Strong first-quarter earnings for Walmart are tempered by signs of caution in consumer spending, as the retailer tries to retain value customers and higher-end shoppers as well, according to industry analyses.
The 5.7 percent sales increase and 12.9 percent adjusted profit increase over last year’s Q1 showed dips in non-discretionary categories, analysts noted.
The earnings follow Walmart’s announcements that they would lay off several hundred corporate positions, and relocate others from offices in Dallas, Atlanta and Toronto. Most of the relocations will be to the company HQ in Bentonville.
Remote work is also being curtailed.
Walmart continues to battle for both value and affluent customers. While many reports highlight the retailer’s competition with Amazon, Walmart’s own new Bettergoods private brand is already showing promise.

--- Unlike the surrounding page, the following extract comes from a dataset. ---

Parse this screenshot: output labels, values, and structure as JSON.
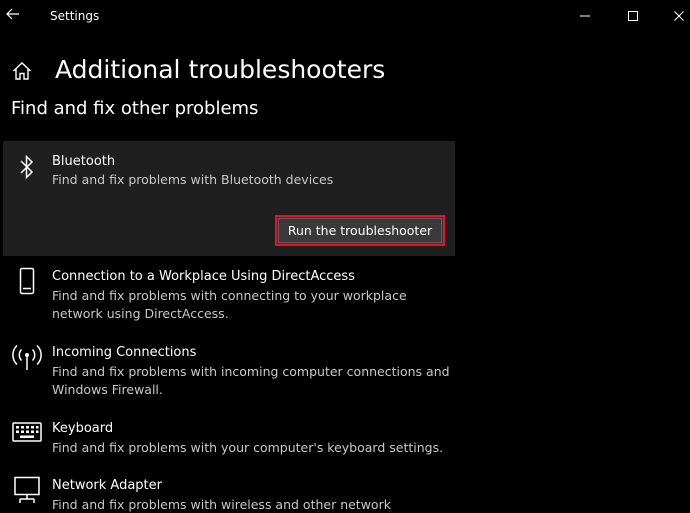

In the ice cream sector, Bettergoods products outsold the traditional Great Value house brand among younger shoppers. However, 71 percent of purchasers weren’t aware that Bettergoods was a house brand.
Non-perishable items, however, are hurting as consumers increasingly purchase via CPG subscription services, including Amazon. That’s true both in grocery categories and in shelf stable products including home goods and health categories, where Amazon has pulled market share from Walmart in recent years.
In news from other big retailers, Uber has responded to recent partnerships by rivals Instacart and Doordash by expanding their deal with Costco to offer Costco delivery via UberEats in selected locations in the US, Canada, Mexico and Japan. More locations are planned.
Grocery chain Kroger has partnered with Yahoo to bring advertising from Yahoo DSP into Kroger Precision Marketing, operated by retail media outlet 84.51 and owned by Kroger.